Les ministères se comportent en quasi-propriétaires. Les auditions effectuées par la MEC ont montré qu'ils ne connaissaient exactement ni les surfaces occupées ni les coûts de leur immobilier, du fait de l'absence de comptabilité analytique et de contrôle de gestion. La professionnalisation des personnels liés à l'immobilier est insuffisante. Les ministères ont tendance à acquérir toujours plus d'immeubles, et les opérations de cessions, quand elles existent, génèrent un coût de réimplantation des services supérieur aux produits et des surfaces occupées plus étendues. Les ministères ne se remettent pas en cause et les cessions marquent le pas.

L'opacité des procédures a été constatée au Ministère de la Culture, avec ses nombreux établissements publics, au Ministère de la Défense, avec la Mission de réalisation des actifs immobiliers (MRAI), et au Ministère de l'Équipement, où pas moins de sept directions s'occupent d'immobilier... Dans ce dernier ministère, le rapport « Pommelet » d'octobre 2003 avait indiqué que 3 millions de m2 pouvaient être cédés à court terme par le ministère et la SNCF, RFF et la RATP afin de contribuer à la construction de logements sociaux en Île-de-France. En 2004, seulement 120.000 m2 ont été vendus pour un montant de 37 millions d'euros... À l'opposé, grâce à une forte volonté politique, les voies du Pont Cardinet ont été libérées rapidement dans le cadre de la candidature de Paris aux Jeux Olympiques.
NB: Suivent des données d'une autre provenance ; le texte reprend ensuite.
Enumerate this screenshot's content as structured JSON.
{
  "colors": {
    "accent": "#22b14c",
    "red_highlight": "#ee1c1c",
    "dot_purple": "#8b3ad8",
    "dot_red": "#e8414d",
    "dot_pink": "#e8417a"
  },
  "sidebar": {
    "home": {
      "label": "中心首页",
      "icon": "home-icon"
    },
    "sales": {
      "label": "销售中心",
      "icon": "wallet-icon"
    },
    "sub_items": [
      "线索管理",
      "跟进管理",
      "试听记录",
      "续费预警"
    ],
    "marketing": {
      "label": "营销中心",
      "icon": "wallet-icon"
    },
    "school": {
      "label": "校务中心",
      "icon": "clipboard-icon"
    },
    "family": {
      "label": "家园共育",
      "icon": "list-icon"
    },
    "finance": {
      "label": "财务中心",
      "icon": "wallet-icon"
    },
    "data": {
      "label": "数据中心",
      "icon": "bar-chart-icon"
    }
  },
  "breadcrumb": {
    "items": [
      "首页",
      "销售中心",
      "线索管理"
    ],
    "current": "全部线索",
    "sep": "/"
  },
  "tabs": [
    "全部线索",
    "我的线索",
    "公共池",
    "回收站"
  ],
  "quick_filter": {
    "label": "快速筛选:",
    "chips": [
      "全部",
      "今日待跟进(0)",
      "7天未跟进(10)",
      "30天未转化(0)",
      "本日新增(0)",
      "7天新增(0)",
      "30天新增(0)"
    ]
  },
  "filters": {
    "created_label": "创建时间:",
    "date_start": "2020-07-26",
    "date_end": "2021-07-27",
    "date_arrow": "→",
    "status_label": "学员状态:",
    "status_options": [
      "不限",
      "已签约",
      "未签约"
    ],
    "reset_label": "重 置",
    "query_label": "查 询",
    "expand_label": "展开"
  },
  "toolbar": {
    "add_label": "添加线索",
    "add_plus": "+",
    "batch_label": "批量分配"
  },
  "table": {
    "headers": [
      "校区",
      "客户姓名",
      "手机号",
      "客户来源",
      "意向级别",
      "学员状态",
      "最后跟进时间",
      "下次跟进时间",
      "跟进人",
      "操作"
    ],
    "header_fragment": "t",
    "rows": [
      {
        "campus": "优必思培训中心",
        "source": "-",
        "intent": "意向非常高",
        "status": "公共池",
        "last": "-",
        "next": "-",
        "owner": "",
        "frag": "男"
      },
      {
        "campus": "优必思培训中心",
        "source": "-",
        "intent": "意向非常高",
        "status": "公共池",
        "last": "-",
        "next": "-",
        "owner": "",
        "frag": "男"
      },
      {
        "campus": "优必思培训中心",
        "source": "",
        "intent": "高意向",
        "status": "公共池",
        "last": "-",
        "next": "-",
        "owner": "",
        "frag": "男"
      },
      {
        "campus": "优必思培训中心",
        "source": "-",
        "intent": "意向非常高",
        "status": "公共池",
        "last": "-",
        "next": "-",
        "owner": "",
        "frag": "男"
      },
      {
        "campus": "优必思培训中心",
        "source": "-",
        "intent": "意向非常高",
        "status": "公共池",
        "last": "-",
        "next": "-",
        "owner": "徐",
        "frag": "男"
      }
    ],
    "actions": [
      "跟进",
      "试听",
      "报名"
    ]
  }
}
Partant de ce constat, la MEC a alors fait des propositions dont le point central est la nécessité d'instaurer un pilotage politique de la fonction immobilière de l'État. Pour ce faire, deux solutions ont, un temps, été étudiées : une agence centrale immobilière, telle que préconisée dans le rapport Debains, mais qui ne correspond pas au contexte administratif et politique français ; un organisme rattaché au Premier ministre, qui n'a cependant pas vocation à gérer de façon opérationnelle. La solution préconisée la plus réaliste serait alors que le Ministre en charge du Budget s'occupe directement de ce dossier, et soit assisté pour ce faire d'un « conseil de pilotage » pour lui faire des propositions et contrôler la mise en œuvre des décisions prises. Ce conseil serait composé de quatre parlementaires : un membre de la majorité et un membre de l'opposition dans chaque assemblée, de membres des corps de contrôle, des grandes administrations et de personnalités qualifiées publiques et venant des milieux professionnels. Ce conseil reprendrait les compétences de la MIVPIE et de tous les autres comités interministériels en charge de l'immobilier, qui auraient donc vocation à disparaître.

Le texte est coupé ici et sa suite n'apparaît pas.